In unserer Stellung war es seltsam friedlich. Die Zivilgardisten im Cafe >Moka< hatten die Stahljalousien herabgelassen und die Möbel des Cafes aufgehäuft, um eine Barrikade zu errichten. Später kam ein halbes Dutzend von ihnen auf das Dach uns gegenüber und baute eine weitere Barrikade aus Matratzen, über die sie eine katalonische Nationalflagge hängten. Aber es war eindeutig, dass sie keinen Kampf beginnen wollten, Kopp hatte mit ihnen ein genau festgelegtes Abkommen geschlossen: Wenn sie nicht auf uns schossen, würden wir auch nicht auf sie schießen. Zu diesem Zeitpunkt hatte er sich ziemlich weit mit den Zivilgardisten angefreundet und sie mehrere Male im Cafe >Moka< besucht. Natürlich hatten sie alles, was es an Trinkbarem im Cafe gab, geplündert, und so gaben sie Kopp fünfzehn Flaschen Bier zum Geschenk. Dafür hatte ihnen Kopp tatsächlich eines unserer Gewehre gegeben, um eins zu ersetzen, das sie am vorhergehenden Tage verloren hatten. Trotzdem war es ein seltsames Gefühl, auf diesem Dach zu sitzen. Manchmal langweilte mich die ganze Geschichte, und ich achtete gar nicht auf den höllischen Lärm. Ich verbrachte Stunden damit, eine Reihe Bücher der Penguinbooks zu lesen, die ich glücklicherweise ein paar Tage vorher gekauft hatte. Manchmal spürte ich dabei sehr bewusst die bewaffneten Männer, die mich aus fünfzig Meter Entfernung beobachteten. Es war beinahe ein wenig, als sei man wieder im Schützengraben. Manchmal erwischte ich mich dabei, wie ich aus Gewohnheit von den Zivilgardisten als »den Faschisten« sprach. Normalerweise waren wir zu sechst oben im Beobachtungsstand. Wir stellten je einen Mann als Wache in jeden der Observatoriumstürme, und der Rest saß auf dem Bleidach darunter, wo es außer einer Steinwand keinen Schutz gab. Ich war mir im klaren darüber, dass die Zivilgardisten jeden Augenblick den telefonischen Befehl erhalten könnten, das Feuer zu eröffnen. Sie hatten zugestimmt, uns zu warnen, ehe sie das täten, aber es gab keine Sicherheit, dass sie ihr Abkommen einhalten würden. Aber nur einmal sah es so aus, als gebe es Ärger. Einer der Zivilgardisten uns gegenüber kniete nieder und begann über die Barrikade zu schießen. Ich stand in diesem Augenblick im Observatorium auf Wache. Ich richtete mein Gewehr auf ihn und schrie hinüber:
»He! Schieß nur ja nicht auf uns!«
»Was?«
»Schieß nur ja nicht auf uns, oder wir schießen zurück!«
»Nein, nein! Ich habe nicht auf euch geschossen. Schau -dort unten!«
Er zeigte mit seinem Gewehr auf eine Seitenstraße, die unten an unserem Gebäude vorbeiführte. Tatsächlich drückte sich dort ein Junge im blauen Overall, mit einem Gewehr in der Hand, um die Ecke. Offenbar hatte er gerade auf die Zivilgardisten auf dem Dach geschossen.

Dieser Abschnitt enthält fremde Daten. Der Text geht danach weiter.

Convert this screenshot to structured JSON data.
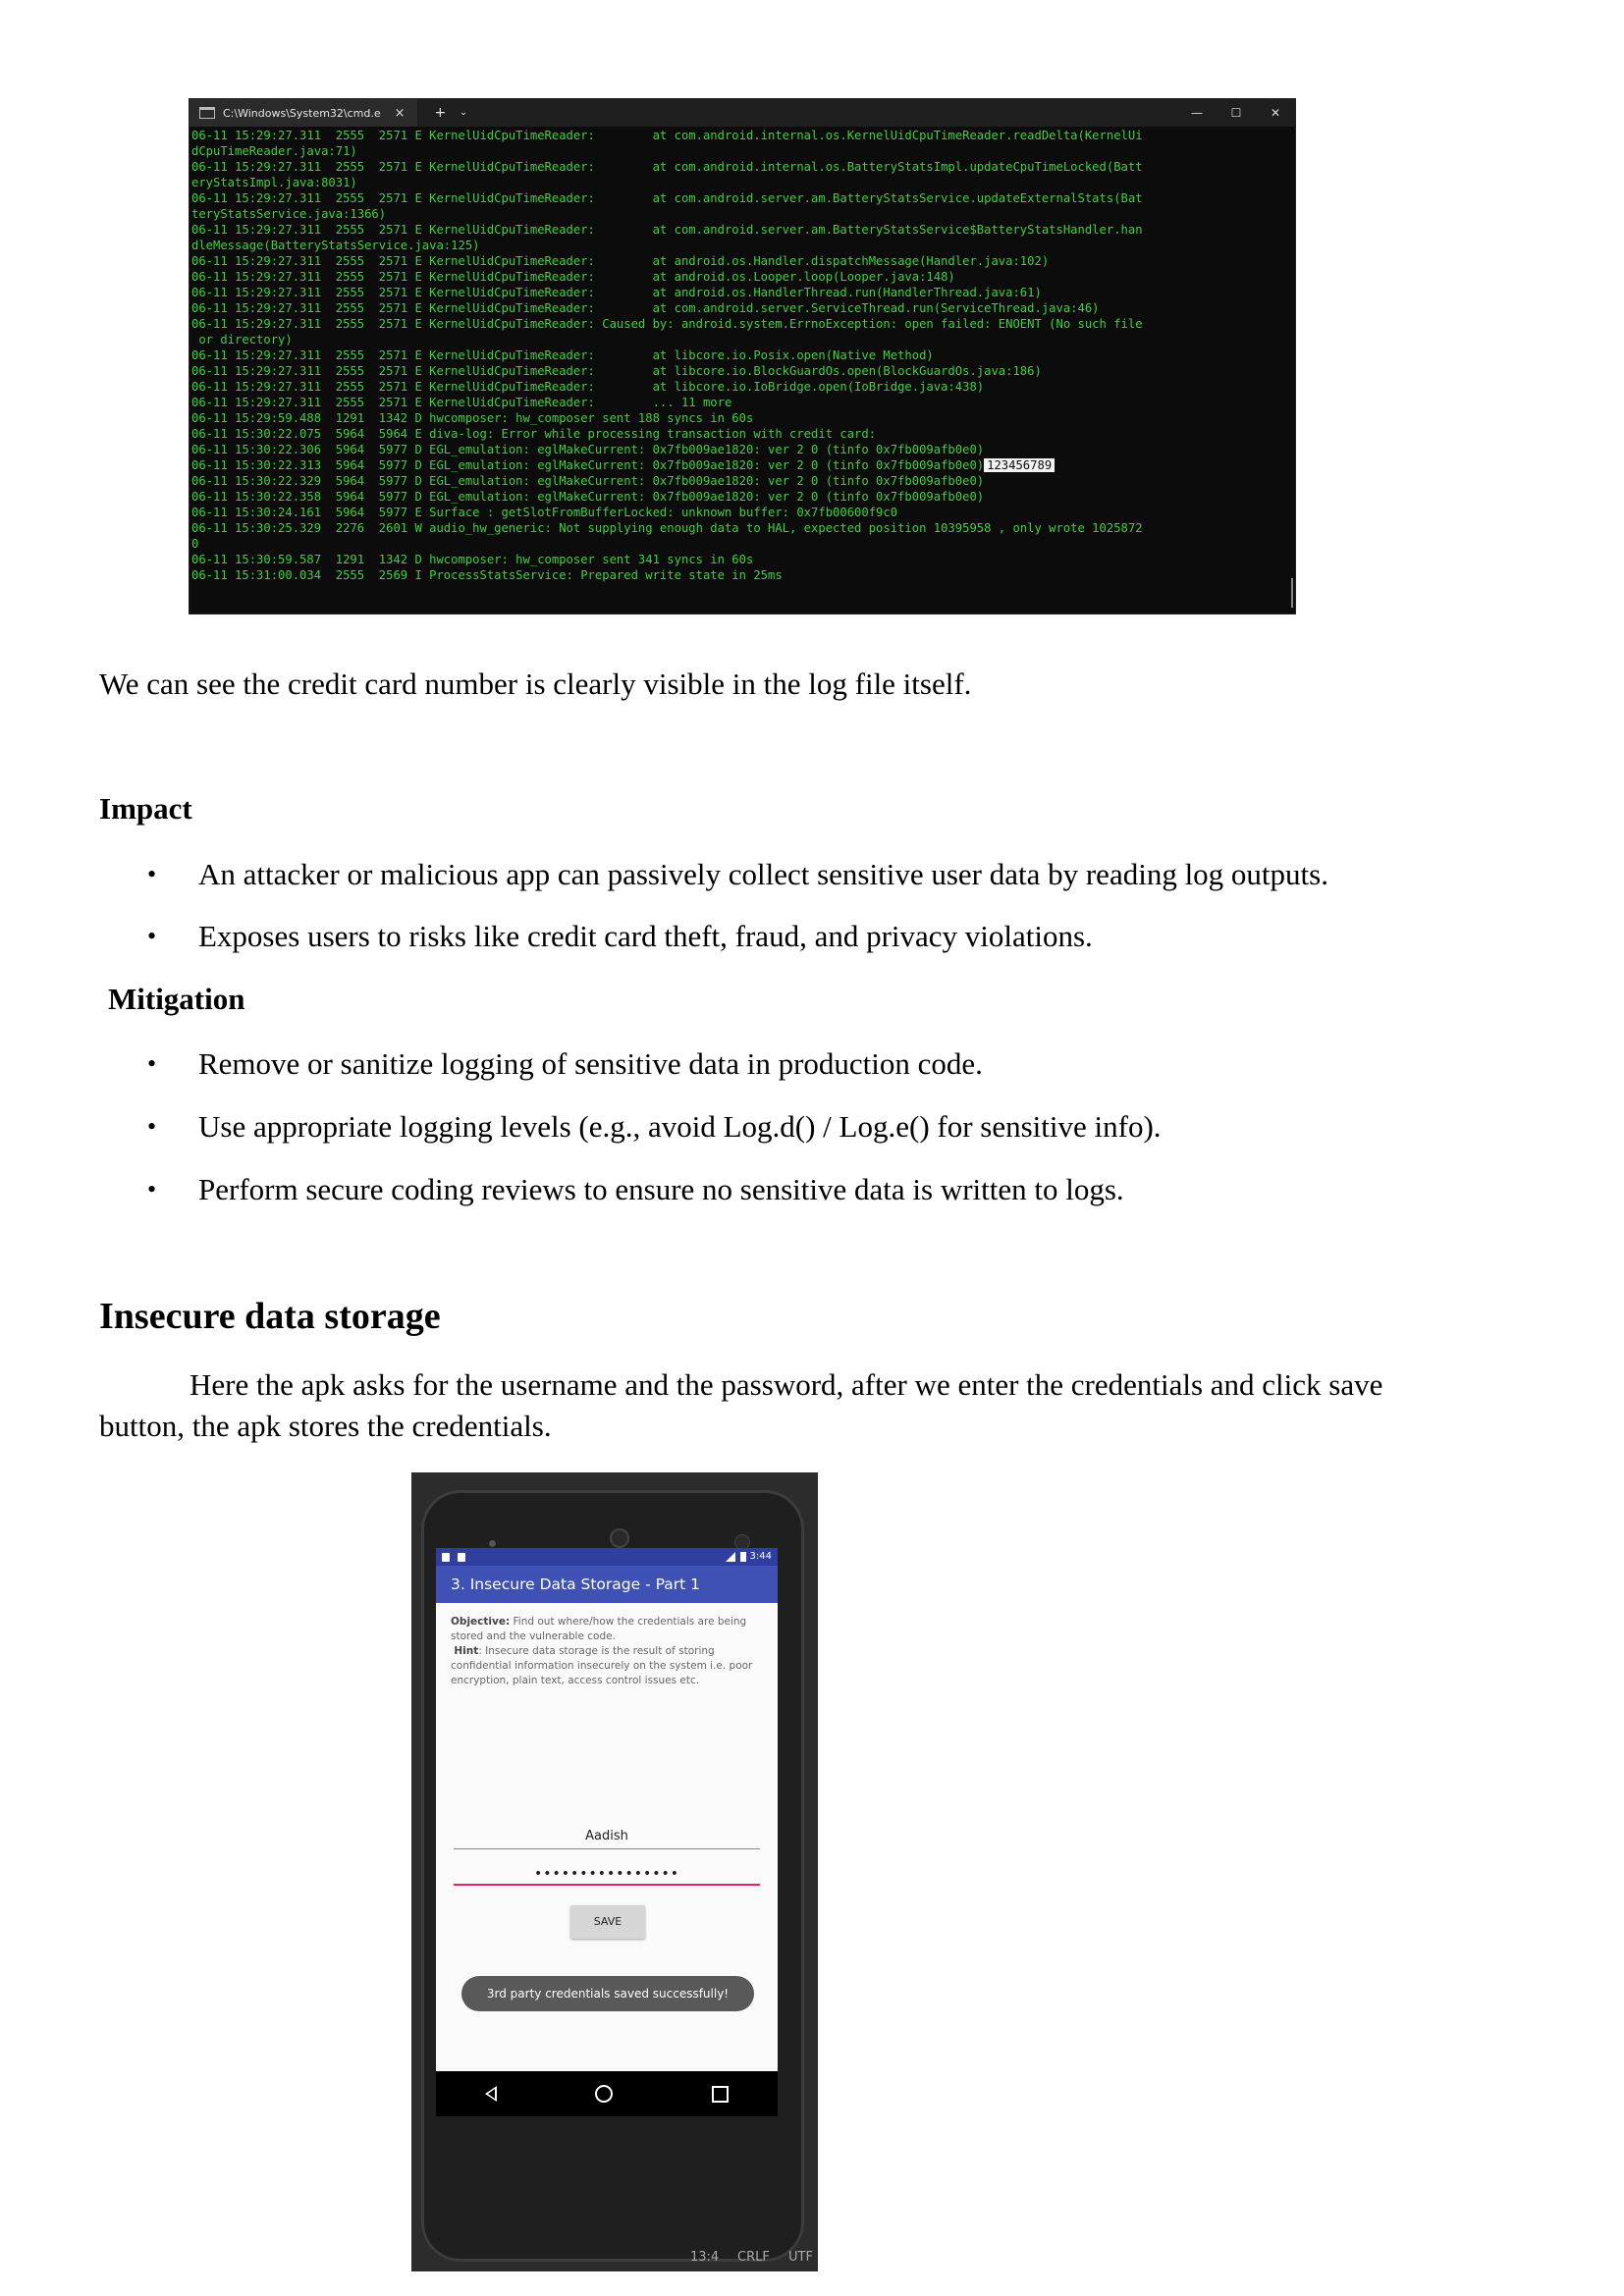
{
  "terminal": {
    "tab_title": "C:\\Windows\\System32\\cmd.e",
    "tab_close": "×",
    "new_tab": "+",
    "dropdown": "⌄",
    "minimize": "—",
    "maximize": "☐",
    "close": "✕",
    "lines": [
      "06-11 15:29:27.311  2555  2571 E KernelUidCpuTimeReader:        at com.android.internal.os.KernelUidCpuTimeReader.readDelta(KernelUi",
      "dCpuTimeReader.java:71)",
      "06-11 15:29:27.311  2555  2571 E KernelUidCpuTimeReader:        at com.android.internal.os.BatteryStatsImpl.updateCpuTimeLocked(Batt",
      "eryStatsImpl.java:8031)",
      "06-11 15:29:27.311  2555  2571 E KernelUidCpuTimeReader:        at com.android.server.am.BatteryStatsService.updateExternalStats(Bat",
      "teryStatsService.java:1366)",
      "06-11 15:29:27.311  2555  2571 E KernelUidCpuTimeReader:        at com.android.server.am.BatteryStatsService$BatteryStatsHandler.han",
      "dleMessage(BatteryStatsService.java:125)",
      "06-11 15:29:27.311  2555  2571 E KernelUidCpuTimeReader:        at android.os.Handler.dispatchMessage(Handler.java:102)",
      "06-11 15:29:27.311  2555  2571 E KernelUidCpuTimeReader:        at android.os.Looper.loop(Looper.java:148)",
      "06-11 15:29:27.311  2555  2571 E KernelUidCpuTimeReader:        at android.os.HandlerThread.run(HandlerThread.java:61)",
      "06-11 15:29:27.311  2555  2571 E KernelUidCpuTimeReader:        at com.android.server.ServiceThread.run(ServiceThread.java:46)",
      "06-11 15:29:27.311  2555  2571 E KernelUidCpuTimeReader: Caused by: android.system.ErrnoException: open failed: ENOENT (No such file",
      " or directory)",
      "06-11 15:29:27.311  2555  2571 E KernelUidCpuTimeReader:        at libcore.io.Posix.open(Native Method)",
      "06-11 15:29:27.311  2555  2571 E KernelUidCpuTimeReader:        at libcore.io.BlockGuardOs.open(BlockGuardOs.java:186)",
      "06-11 15:29:27.311  2555  2571 E KernelUidCpuTimeReader:        at libcore.io.IoBridge.open(IoBridge.java:438)",
      "06-11 15:29:27.311  2555  2571 E KernelUidCpuTimeReader:        ... 11 more",
      "06-11 15:29:59.488  1291  1342 D hwcomposer: hw_composer sent 188 syncs in 60s",
      "06-11 15:30:22.075  5964  5964 E diva-log: Error while processing transaction with credit card: ",
      "06-11 15:30:22.306  5964  5977 D EGL_emulation: eglMakeCurrent: 0x7fb009ae1820: ver 2 0 (tinfo 0x7fb009afb0e0)",
      "06-11 15:30:22.313  5964  5977 D EGL_emulation: eglMakeCurrent: 0x7fb009ae1820: ver 2 0 (tinfo 0x7fb009afb0e0)",
      "06-11 15:30:22.329  5964  5977 D EGL_emulation: eglMakeCurrent: 0x7fb009ae1820: ver 2 0 (tinfo 0x7fb009afb0e0)",
      "06-11 15:30:22.358  5964  5977 D EGL_emulation: eglMakeCurrent: 0x7fb009ae1820: ver 2 0 (tinfo 0x7fb009afb0e0)",
      "06-11 15:30:24.161  5964  5977 E Surface : getSlotFromBufferLocked: unknown buffer: 0x7fb00600f9c0",
      "06-11 15:30:25.329  2276  2601 W audio_hw_generic: Not supplying enough data to HAL, expected position 10395958 , only wrote 1025872",
      "0",
      "06-11 15:30:59.587  1291  1342 D hwcomposer: hw_composer sent 341 syncs in 60s",
      "06-11 15:31:00.034  2555  2569 I ProcessStatsService: Prepared write state in 25ms"
    ],
    "highlight": "123456789"
  },
  "doc": {
    "intro": "We can see the credit card number is clearly visible in the log file itself.",
    "impact_heading": "Impact",
    "impact_items": [
      "An attacker or malicious app can passively collect sensitive user data by reading log outputs.",
      "Exposes users to risks like credit card theft, fraud, and privacy violations."
    ],
    "mitigation_heading": "Mitigation",
    "mitigation_items": [
      "Remove or sanitize logging of sensitive data in production code.",
      "Use appropriate logging levels (e.g., avoid Log.d() / Log.e() for sensitive info).",
      "Perform secure coding reviews to ensure no sensitive data is written to logs."
    ],
    "bullet": "•",
    "section_title": "Insecure data storage",
    "section_para_1": "Here the apk asks for the username and the password, after we enter the credentials and click save",
    "section_para_2": "button, the apk stores the credentials."
  },
  "phone": {
    "time": "3:44",
    "app_title": "3. Insecure Data Storage - Part 1",
    "objective_label": "Objective:",
    "objective_text": " Find out where/how the credentials are being stored and the vulnerable code.",
    "hint_label": "Hint",
    "hint_text": ": Insecure data storage is the result of storing confidential information insecurely on the system i.e. poor encryption, plain text, access control issues etc.",
    "username": "Aadish",
    "password": "••••••••••••••••",
    "save": "SAVE",
    "toast": "3rd party credentials saved successfully!",
    "ide_position": "13:4",
    "ide_eol": "CRLF",
    "ide_enc": "UTF"
  }
}
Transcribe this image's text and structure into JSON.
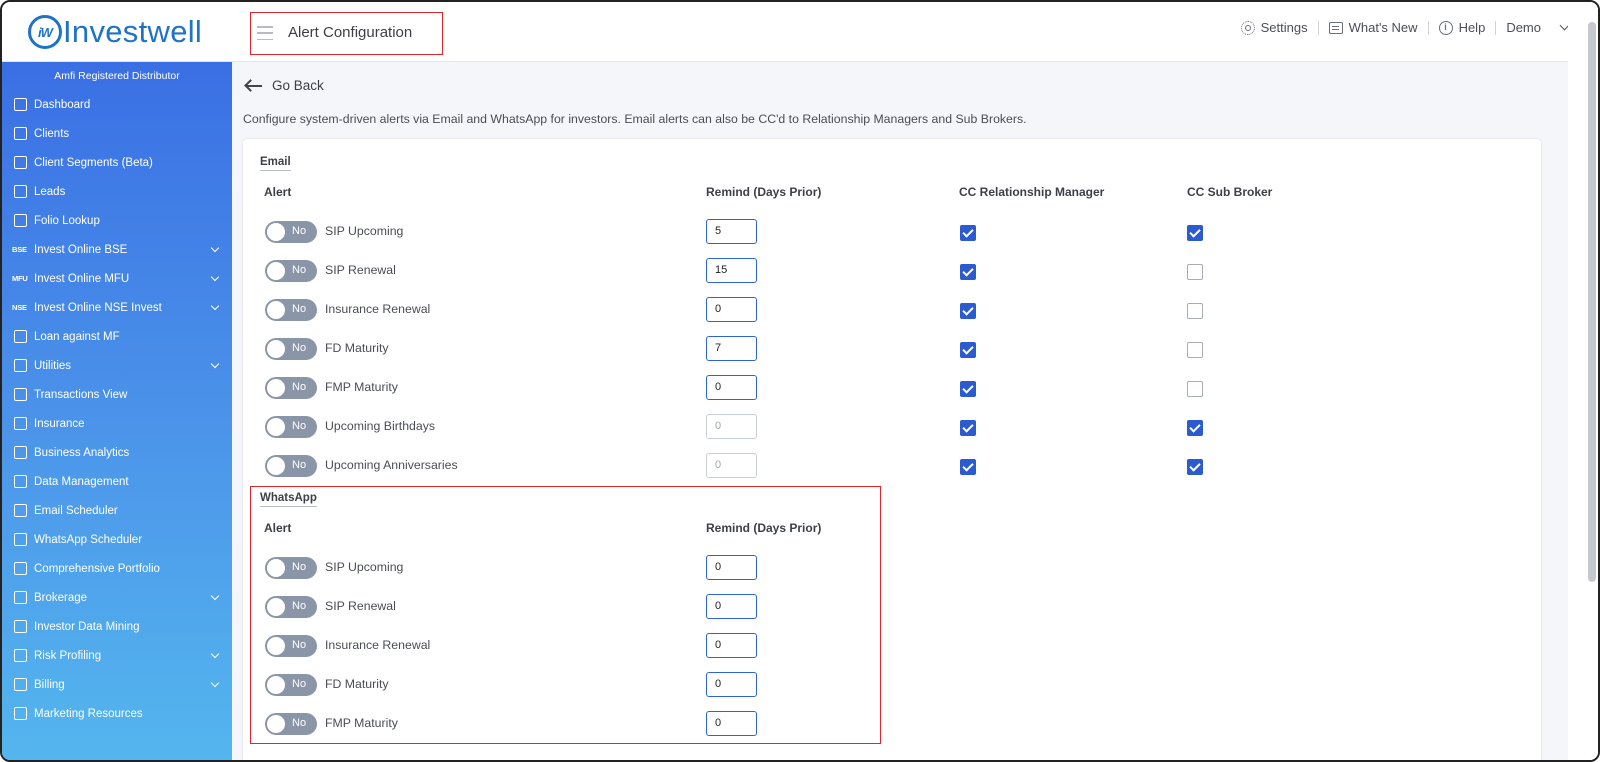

»Ich schoss auf ihn. Er schoss zuerst.« (Ich glaube, das stimmte.)
»Wir wollen euch nicht erschießen! Wir sind Arbeiter genau wie ihr.«
Er winkte den antifaschistischen Gruß herüber, den ich erwiderte. Ich rief hinüber:
»Habt ihr noch Bier übrig?«
»Nein. Alles ist weg.«
Am gleichen Tag hob plötzlich ohne ersichtlichen Grund ein Mann im J.C.U.-Gebäude weiter unten an der Straße sein Gewehr und schoss auf mich, als ich mich aus dem Fenster hinauslehnte. Vielleicht war ich ein verlockendes Ziel. Ich schoss nicht zurück. Obwohl er nur hundert Meter weit entfernt war, ging die Kugel so weit daneben, dass sie nicht einmal das Dach des Observatoriums traf. Wie üblich hatte mich die spanische Schießkunst gerettet. Ich wurde mehrere Male von diesem Gebäude aus beschossen.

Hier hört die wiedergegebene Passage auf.